Sabías que Mar del Plata fue una de las ciudades que eligieron los espías durante la guerra de Malvinas

Un edificio abandonado del puerto fue el lugar elegido por la espía uruguaya con ascendencia británica Ruth Mortón. Cuando la guerra terminó, eligió una particular forma de ganarse la vida en La Feliz.

La zona de la Base Naval fue un punto clave durante la Guerra de Malvinas

2 de Abril de 2026 18:02

Por Redacción 0223

PARA 0223

Pasaron 44 años de la Guerra de Malvinas, pero aún se revelan historias que sorprenden. Una de las menos conocidas es la de Ruth Morton, una espía de la corona británica que eligió un viejo hotel abandonado del puerto de Mar del Plata desde donde realizaba tareas de espionaje para el gobierno de Margaret Thatcher cuando estalló el conflicto bélico.

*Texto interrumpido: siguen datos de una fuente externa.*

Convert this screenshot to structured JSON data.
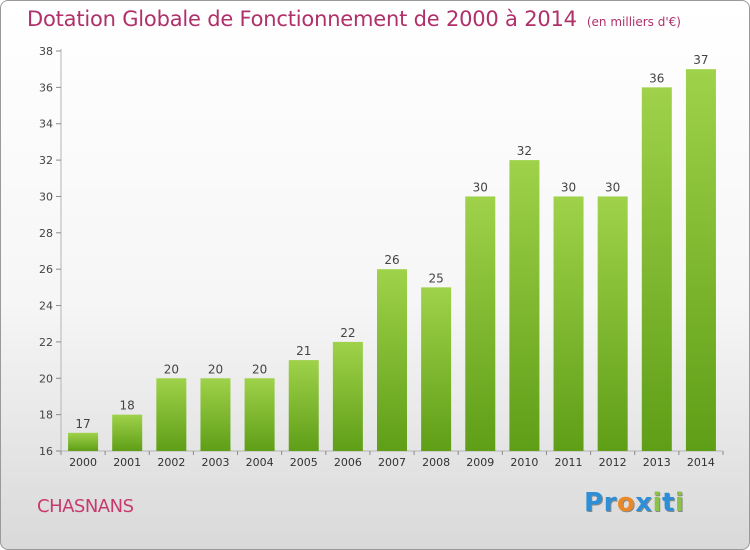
{
  "header": {
    "title": "Dotation Globale de Fonctionnement de 2000 à 2014",
    "unit": "(en milliers d'€)"
  },
  "footer": {
    "commune": "CHASNANS",
    "logo_letters": [
      {
        "ch": "P",
        "color": "#2f8fd6"
      },
      {
        "ch": "r",
        "color": "#2f8fd6"
      },
      {
        "ch": "o",
        "color": "#e8882a"
      },
      {
        "ch": "x",
        "color": "#2f8fd6"
      },
      {
        "ch": "i",
        "color": "#8bc34a"
      },
      {
        "ch": "t",
        "color": "#2f8fd6"
      },
      {
        "ch": "i",
        "color": "#8bc34a"
      }
    ]
  },
  "colors": {
    "bar_light": "#9fd24a",
    "bar_dark": "#5f9e17",
    "title": "#b0306a"
  },
  "chart_data": {
    "type": "bar",
    "title": "Dotation Globale de Fonctionnement de 2000 à 2014",
    "subtitle": "(en milliers d'€)",
    "categories": [
      "2000",
      "2001",
      "2002",
      "2003",
      "2004",
      "2005",
      "2006",
      "2007",
      "2008",
      "2009",
      "2010",
      "2011",
      "2012",
      "2013",
      "2014"
    ],
    "values": [
      17,
      18,
      20,
      20,
      20,
      21,
      22,
      26,
      25,
      30,
      32,
      30,
      30,
      36,
      37
    ],
    "ylim": [
      16,
      38
    ],
    "yticks": [
      16,
      18,
      20,
      22,
      24,
      26,
      28,
      30,
      32,
      34,
      36,
      38
    ],
    "grid": false,
    "legend": "none"
  }
}
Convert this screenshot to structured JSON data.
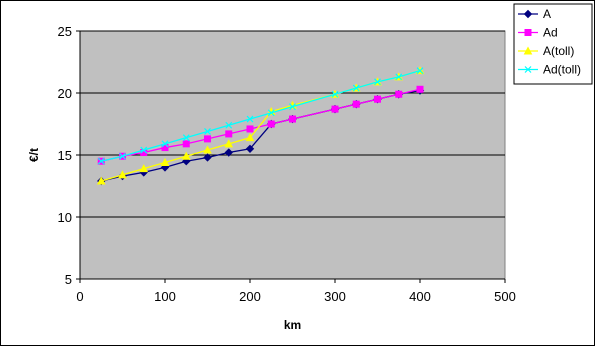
{
  "chart_data": {
    "type": "line",
    "title": "",
    "xlabel": "km",
    "ylabel": "€/t",
    "xlim": [
      0,
      500
    ],
    "ylim": [
      5,
      25
    ],
    "xticks": [
      0,
      100,
      200,
      300,
      400,
      500
    ],
    "yticks": [
      5,
      10,
      15,
      20,
      25
    ],
    "grid": "horizontal",
    "plot_background": "#c0c0c0",
    "legend_position": "top-right",
    "series": [
      {
        "name": "A",
        "color": "#000080",
        "marker": "diamond",
        "x": [
          25,
          50,
          75,
          100,
          125,
          150,
          175,
          200,
          225,
          250,
          300,
          325,
          350,
          375,
          400
        ],
        "y": [
          12.9,
          13.3,
          13.6,
          14.0,
          14.5,
          14.8,
          15.2,
          15.5,
          17.5,
          17.9,
          18.7,
          19.1,
          19.5,
          19.9,
          20.2
        ]
      },
      {
        "name": "Ad",
        "color": "#ff00ff",
        "marker": "square",
        "x": [
          25,
          50,
          75,
          100,
          125,
          150,
          175,
          200,
          225,
          250,
          300,
          325,
          350,
          375,
          400
        ],
        "y": [
          14.5,
          14.9,
          15.2,
          15.6,
          15.9,
          16.3,
          16.7,
          17.1,
          17.5,
          17.9,
          18.7,
          19.1,
          19.5,
          19.9,
          20.3
        ]
      },
      {
        "name": "A(toll)",
        "color": "#ffff00",
        "marker": "triangle",
        "x": [
          25,
          50,
          75,
          100,
          125,
          150,
          175,
          200,
          225,
          250,
          300,
          325,
          350,
          375,
          400
        ],
        "y": [
          12.9,
          13.4,
          13.9,
          14.4,
          14.9,
          15.4,
          15.9,
          16.4,
          18.5,
          19.0,
          19.9,
          20.4,
          20.9,
          21.3,
          21.8
        ]
      },
      {
        "name": "Ad(toll)",
        "color": "#00ffff",
        "marker": "x",
        "x": [
          25,
          50,
          75,
          100,
          125,
          150,
          175,
          200,
          225,
          250,
          300,
          325,
          350,
          375,
          400
        ],
        "y": [
          14.5,
          14.9,
          15.4,
          15.9,
          16.4,
          16.9,
          17.4,
          17.9,
          18.4,
          18.9,
          19.9,
          20.4,
          20.9,
          21.3,
          21.8
        ]
      }
    ]
  }
}
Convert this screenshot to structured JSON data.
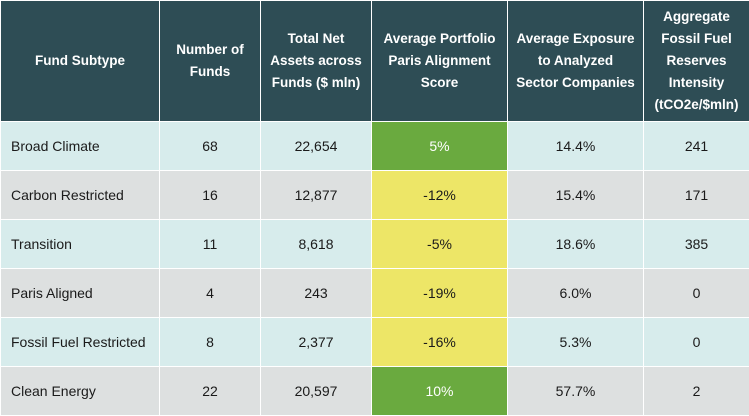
{
  "colors": {
    "header_bg": "#2e4d55",
    "row_light": "#d7ecec",
    "row_grey": "#dde0e0",
    "score_positive": "#6aaa3f",
    "score_negative": "#ede667"
  },
  "table": {
    "headers": [
      "Fund Subtype",
      "Number of Funds",
      "Total Net Assets across Funds ($ mln)",
      "Average Portfolio Paris Alignment Score",
      "Average Exposure to Analyzed Sector Companies",
      "Aggregate Fossil Fuel Reserves Intensity (tCO2e/$mln)"
    ],
    "rows": [
      {
        "subtype": "Broad Climate",
        "funds": "68",
        "assets": "22,654",
        "score": "5%",
        "score_tone": "positive",
        "exposure": "14.4%",
        "intensity": "241"
      },
      {
        "subtype": "Carbon Restricted",
        "funds": "16",
        "assets": "12,877",
        "score": "-12%",
        "score_tone": "negative",
        "exposure": "15.4%",
        "intensity": "171"
      },
      {
        "subtype": "Transition",
        "funds": "11",
        "assets": "8,618",
        "score": "-5%",
        "score_tone": "negative",
        "exposure": "18.6%",
        "intensity": "385"
      },
      {
        "subtype": "Paris Aligned",
        "funds": "4",
        "assets": "243",
        "score": "-19%",
        "score_tone": "negative",
        "exposure": "6.0%",
        "intensity": "0"
      },
      {
        "subtype": "Fossil Fuel Restricted",
        "funds": "8",
        "assets": "2,377",
        "score": "-16%",
        "score_tone": "negative",
        "exposure": "5.3%",
        "intensity": "0"
      },
      {
        "subtype": "Clean Energy",
        "funds": "22",
        "assets": "20,597",
        "score": "10%",
        "score_tone": "positive",
        "exposure": "57.7%",
        "intensity": "2"
      }
    ]
  }
}
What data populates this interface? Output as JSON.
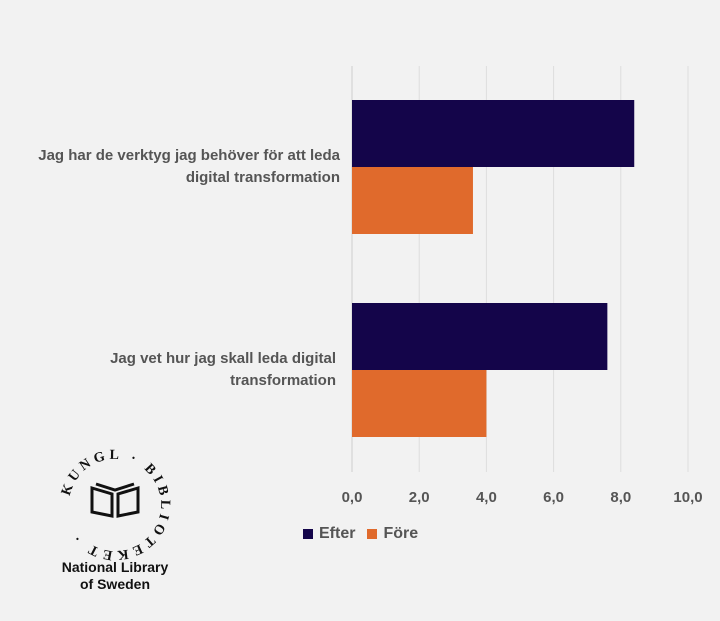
{
  "chart_data": {
    "type": "bar",
    "orientation": "horizontal",
    "categories": [
      "Jag har de verktyg jag behöver för att leda digital transformation",
      "Jag vet hur jag skall leda digital transformation"
    ],
    "series": [
      {
        "name": "Efter",
        "values": [
          8.4,
          7.6
        ],
        "color": "#14054a"
      },
      {
        "name": "Före",
        "values": [
          3.6,
          4.0
        ],
        "color": "#e06a2c"
      }
    ],
    "xlim": [
      0,
      10
    ],
    "xticks": [
      "0,0",
      "2,0",
      "4,0",
      "6,0",
      "8,0",
      "10,0"
    ],
    "grid": "vertical",
    "legend_position": "bottom"
  },
  "legend": {
    "efter_label": "Efter",
    "fore_label": "Före"
  },
  "logo": {
    "ring_text": "KUNGL · BIBLIOTEKET",
    "line1": "National Library",
    "line2": "of Sweden"
  }
}
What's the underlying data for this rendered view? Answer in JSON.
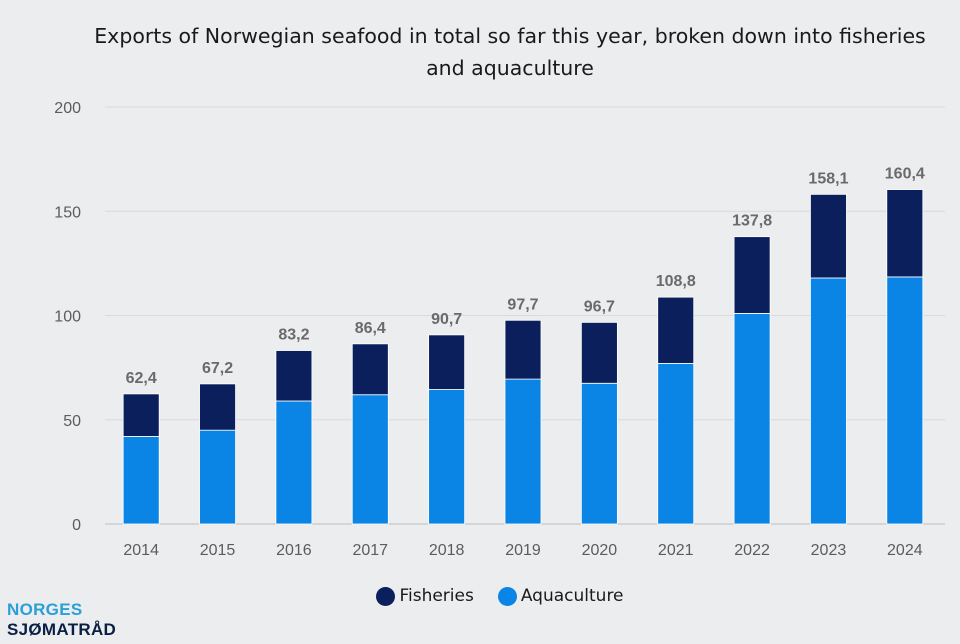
{
  "chart_data": {
    "type": "bar",
    "stacked": true,
    "title": "Exports of Norwegian seafood in total so far this year, broken down into fisheries and aquaculture",
    "categories": [
      "2014",
      "2015",
      "2016",
      "2017",
      "2018",
      "2019",
      "2020",
      "2021",
      "2022",
      "2023",
      "2024"
    ],
    "series": [
      {
        "name": "Aquaculture",
        "color": "#0a85e6",
        "values": [
          42,
          45,
          59,
          62,
          64.5,
          69.5,
          67.5,
          77,
          101,
          118,
          118.5
        ]
      },
      {
        "name": "Fisheries",
        "color": "#0a1f5c",
        "values": [
          20.4,
          22.2,
          24.2,
          24.4,
          26.2,
          28.2,
          29.2,
          31.8,
          36.8,
          40.1,
          41.9
        ]
      }
    ],
    "totals": [
      62.4,
      67.2,
      83.2,
      86.4,
      90.7,
      97.7,
      96.7,
      108.8,
      137.8,
      158.1,
      160.4
    ],
    "total_labels": [
      "62,4",
      "67,2",
      "83,2",
      "86,4",
      "90,7",
      "97,7",
      "96,7",
      "108,8",
      "137,8",
      "158,1",
      "160,4"
    ],
    "ylim": [
      0,
      200
    ],
    "yticks": [
      0,
      50,
      100,
      150,
      200
    ],
    "grid": true,
    "legend_position": "bottom-center"
  },
  "legend": [
    {
      "label": "Fisheries",
      "color": "#0a1f5c"
    },
    {
      "label": "Aquaculture",
      "color": "#0a85e6"
    }
  ],
  "logo": {
    "line1": "NORGES",
    "line2": "SJØMATRÅD"
  }
}
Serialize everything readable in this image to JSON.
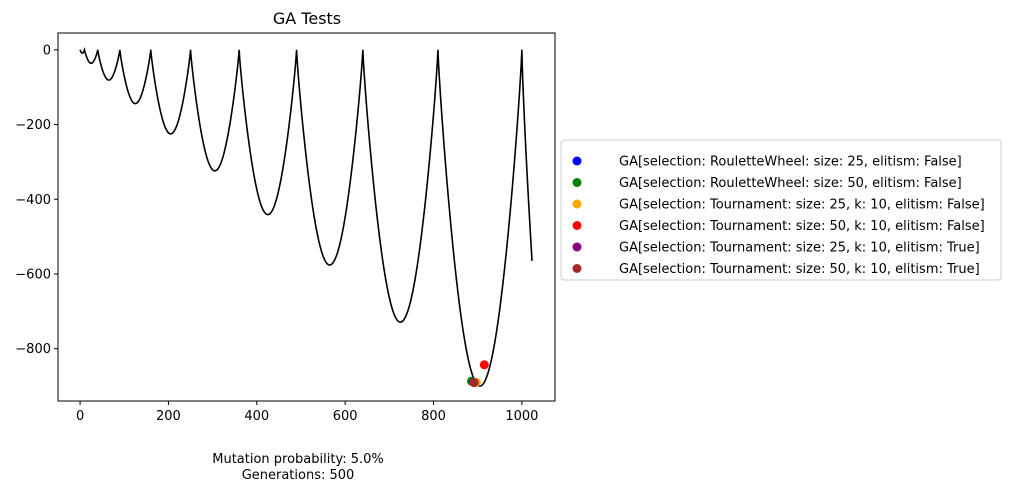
{
  "chart_data": {
    "type": "scatter",
    "title": "GA Tests",
    "xlabel": "",
    "ylabel": "",
    "xlim": [
      -50,
      1075
    ],
    "ylim": [
      -940,
      45
    ],
    "x_ticks": [
      0,
      200,
      400,
      600,
      800,
      1000
    ],
    "y_ticks": [
      0,
      -200,
      -400,
      -600,
      -800
    ],
    "x_tick_labels": [
      "0",
      "200",
      "400",
      "600",
      "800",
      "1000"
    ],
    "y_tick_labels": [
      "0",
      "−200",
      "−400",
      "−600",
      "−800"
    ],
    "grid": false,
    "legend_placement": "outside-right",
    "line": {
      "color": "#000000",
      "x_range": [
        0,
        1023
      ],
      "peaks": [
        0,
        10,
        40,
        90,
        160,
        250,
        360,
        490,
        640,
        810,
        1000
      ],
      "end_y": -565
    },
    "series": [
      {
        "name": "GA[selection: RouletteWheel: size: 25, elitism: False]",
        "color": "#0000ff",
        "points": [
          {
            "x": 893,
            "y": -890
          }
        ]
      },
      {
        "name": "GA[selection: RouletteWheel: size: 50, elitism: False]",
        "color": "#008000",
        "points": [
          {
            "x": 886,
            "y": -887
          }
        ]
      },
      {
        "name": "GA[selection: Tournament: size: 25, k: 10, elitism: False]",
        "color": "#ffa500",
        "points": [
          {
            "x": 897,
            "y": -890
          }
        ]
      },
      {
        "name": "GA[selection: Tournament: size: 50, k: 10, elitism: False]",
        "color": "#ff0000",
        "points": [
          {
            "x": 915,
            "y": -843
          }
        ]
      },
      {
        "name": "GA[selection: Tournament: size: 25, k: 10, elitism: True]",
        "color": "#800080",
        "points": [
          {
            "x": 891,
            "y": -890
          }
        ]
      },
      {
        "name": "GA[selection: Tournament: size: 50, k: 10, elitism: True]",
        "color": "#a52a2a",
        "points": [
          {
            "x": 892,
            "y": -891
          }
        ]
      }
    ],
    "annotations": [
      "Mutation probability: 5.0%",
      "Generations: 500"
    ]
  }
}
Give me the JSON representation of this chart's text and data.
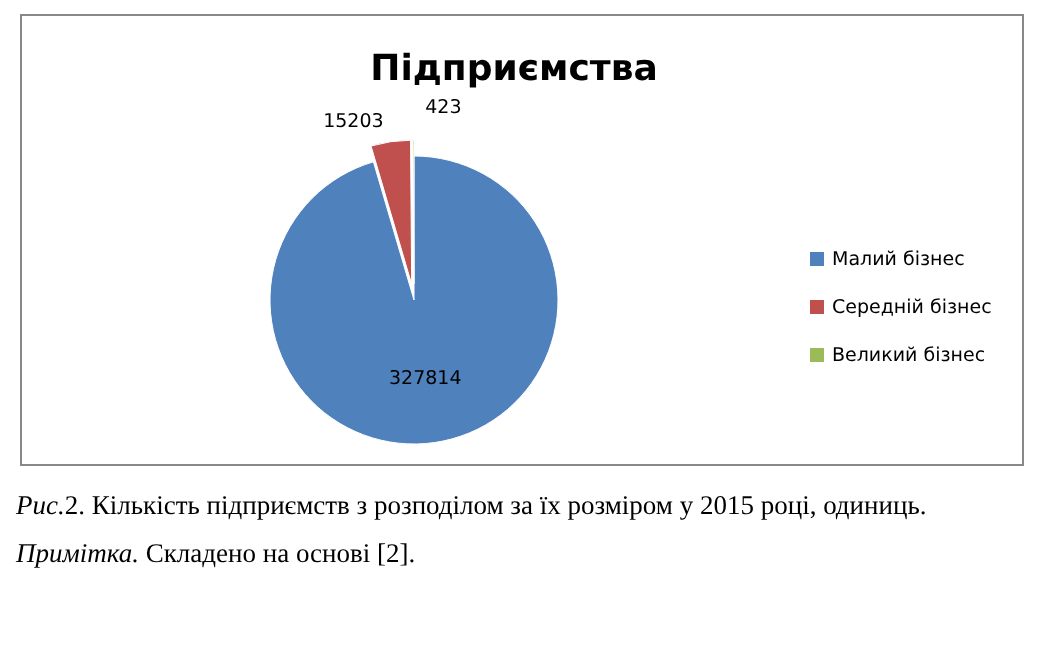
{
  "chart_data": {
    "type": "pie",
    "title": "Підприємства",
    "categories": [
      "Малий бізнес",
      "Середній бізнес",
      "Великий бізнес"
    ],
    "values": [
      327814,
      15203,
      423
    ],
    "colors": [
      "#4f81bd",
      "#c0504d",
      "#9bbb59"
    ],
    "data_labels": true,
    "legend": "right",
    "annotations": [
      "Рис.2. Кількість підприємств з розподілом за їх розміром у 2015 році, одиниць.",
      "Примітка. Складено на основі [2]."
    ]
  }
}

Su accionar, comprometió a la defensa Argentina.

De acuerdo al relato de Morton, estuvo en Mar del Plata durante dos meses. Paró en la zona del puerto y tenía como objetivo controlar el movimiento de tres de los submarinos de las Fuerzas Armadas. Morton vigilaba cada detalle de los ARA Santa Fe, San Luis y Santiago del Estero y, como el presupuesto era acotado para su estadía, para sobrevivir mientras no estaba cumpliendo con sus tareas, tejía gorros de lana que vendía en el puerto local.

Morton había nacido en Uruguay, pero era hija de británicos. Fue una contadora de la embajada británica en Montevideo, quien convocó a Ruth para realizar tareas de espionaje. "Ella sabía lo que se necesitaba y se dio cuenta de que yo sería menos sospechosa, así que me mandó”, recordó.

“Mi trabajo principal era vigilar el movimiento de tres submarinos”, comentó la mujer, en referencia a su misión en la base naval de Mar del Plata. El operativo, supervisado desde Montevideo por una agente con nombre en clave Claire, exigía vigilancia directa de la base, un escondite improvisado bajo las tablas de un edificio parcialmente destruido y la utilización de rutas alternativas para reportar la información. 

Sin dar precisiones exactas de la ubicación del edificio, la espía recordó que era un lugar “arenoso y sucio”. “Si tenía información sobre movimientos de submarinos, debía tomar por lo menos dos autobuses hacia el interior, luego usar un teléfono público para llamar a un contacto anglo-argentino. Este le daba otro número para llamar, uno diferente cada vez, y le contestaba alguien con acento británico”. 
Pasados unos meses, Morton “fue despedida de la misión”.

Me ordenaron que abandone el puesto, no había más qué hacer”. Poco después, recibió un reconocimiento firmado por las fuerzas británicas, junto con un bol de plata. Morton manifestó su incomodidad ante el galardón: “Me molestó. Porque no quería ningún reconocimiento. Lo hice porque pensé que era lo correcto, y no esperaba ninguna retribución”. Morton nunca había revelado su historia, ni siquiera a su hija Patty.